Shadow AI Governance and YDC_AIGOV Agents
We define Shadow AI as applications where vendors have added artificial intelligence capabilities into their application suite without the full understanding of the company as to the overall impact on AI risk. We used the YDC_AIGOV Agents to automate the process of researching the AI policies for these higher education vendors.
Almost Half the COTS Apps in Higher Education Had Embedded AI With Opaque AI Policies
As shown in the pie chart above, 24 apps (48%) had embedded AI with privacy policies that did not specifically prevent the vendors from using customer data to train their models. 21 apps (42%) did not have embedded AI. Only 5 apps (10%) had embedded AI with privacy policies that specifically prevented the vendors from using customer data to train their models.
Vendor Responsible AI Policies Had An Irresponsible Lack of Detail
As shown in the image above, the vendors’ Responsible AI policies were extremely high-level.
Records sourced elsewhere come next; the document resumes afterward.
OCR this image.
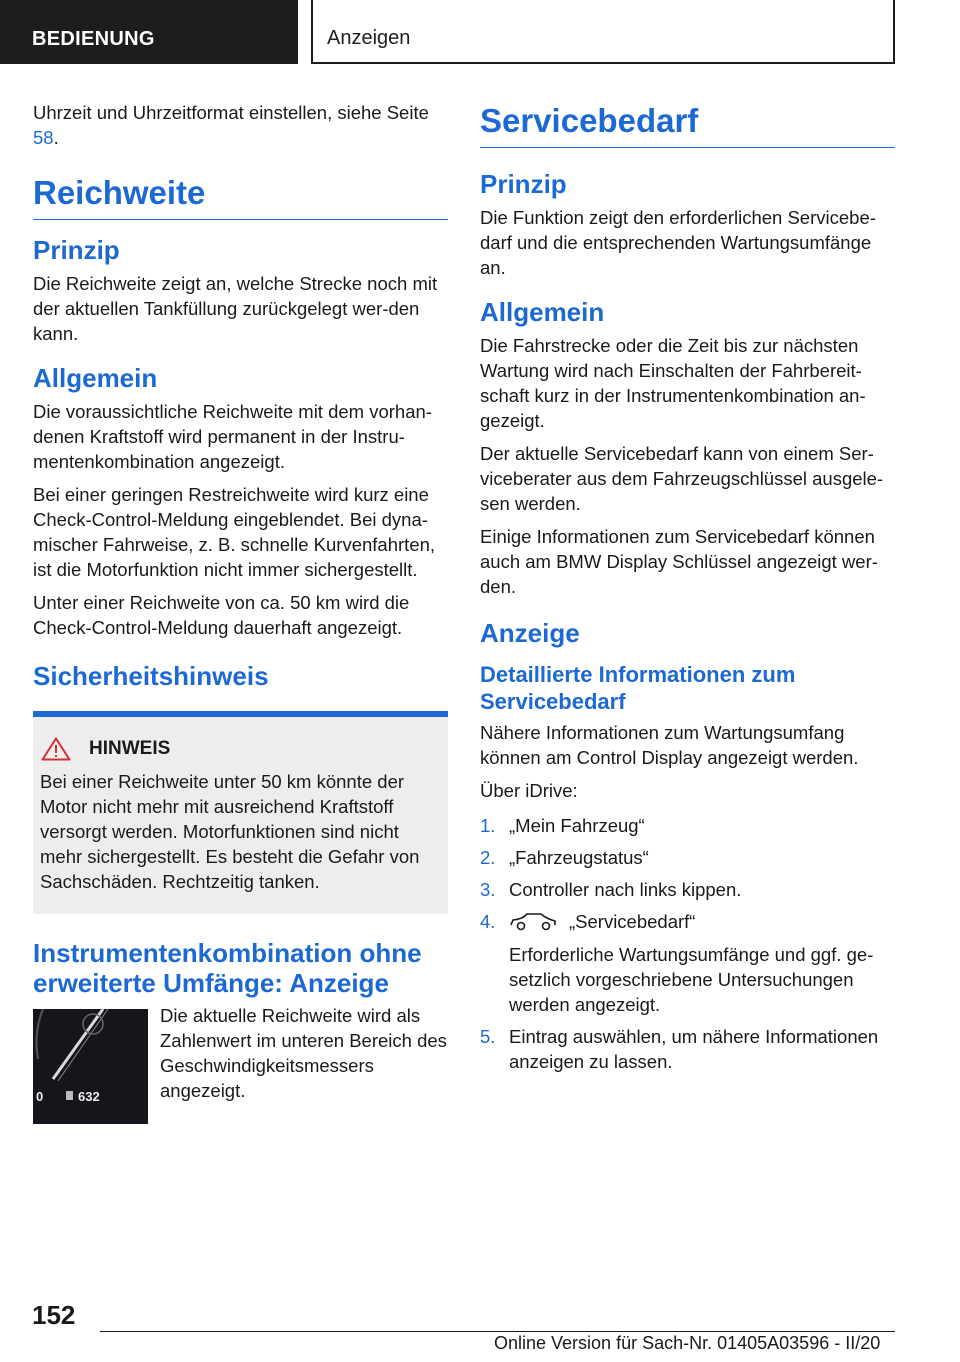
BEDIENUNG	Anzeigen

Uhrzeit und Uhrzeitformat einstellen, siehe Seite 58.

Reichweite
Prinzip

Die Reichweite zeigt an, welche Strecke noch mit der aktuellen Tankfüllung zurückgelegt wer-den kann.

Allgemein

Die voraussichtliche Reichweite mit dem vorhan-denen Kraftstoff wird permanent in der Instru-mentenkombination angezeigt.

Bei einer geringen Restreichweite wird kurz eine Check-Control-Meldung eingeblendet. Bei dyna-mischer Fahrweise, z. B. schnelle Kurvenfahrten, ist die Motorfunktion nicht immer sichergestellt.

Unter einer Reichweite von ca. 50 km wird die Check-Control-Meldung dauerhaft angezeigt.

Sicherheitshinweis
HINWEIS

Bei einer Reichweite unter 50 km könnte der Motor nicht mehr mit ausreichend Kraftstoff versorgt werden. Motorfunktionen sind nicht mehr sichergestellt. Es besteht die Gefahr von Sachschäden. Rechtzeitig tanken.

Instrumentenkombination ohne erweiterte Umfänge: Anzeige
0	632

Die aktuelle Reichweite wird als Zahlenwert im unteren Bereich des Geschwindigkeitsmessers angezeigt.

Servicebedarf
Prinzip

Die Funktion zeigt den erforderlichen Servicebe-darf und die entsprechenden Wartungsumfänge an.

Allgemein

Die Fahrstrecke oder die Zeit bis zur nächsten Wartung wird nach Einschalten der Fahrbereit-schaft kurz in der Instrumentenkombination an-gezeigt.

Der aktuelle Servicebedarf kann von einem Ser-viceberater aus dem Fahrzeugschlüssel ausgele-sen werden.

Einige Informationen zum Servicebedarf können auch am BMW Display Schlüssel angezeigt wer-den.

Anzeige
Detaillierte Informationen zum Servicebedarf

Nähere Informationen zum Wartungsumfang können am Control Display angezeigt werden.

Über iDrive:

1. „Mein Fahrzeug“
2. „Fahrzeugstatus“
3. Controller nach links kippen.
4.	„Servicebedarf“
Erforderliche Wartungsumfänge und ggf. ge-setzlich vorgeschriebene Untersuchungen werden angezeigt.
5. Eintrag auswählen, um nähere Informationen anzeigen zu lassen.
152
Online Version für Sach-Nr. 01405A03596 - II/20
We have anonymized vendor names to allow our analysis to be forthright.
For example, a Top EdTech vendor published its Trustworthy AI Approach with the following text:
“Our Trustworthy AI program is aligned to the NIST AI Risk Management Framework and upcoming legislation such as the EU AI Act….
Fairness: Minimizing harmful bias in AI systems is a Trustworthy AI Principle”
The Lack of Detail in Responsible AI Policies Would Make It Extremely Difficult To Conduct AI Risk Assessments
This limited level of detail (at least what was available publicly) would make it very hard for the university to adequately assess the level of AI risk within these apps.
We have observed this trend across companies and industries. More to come on this topic.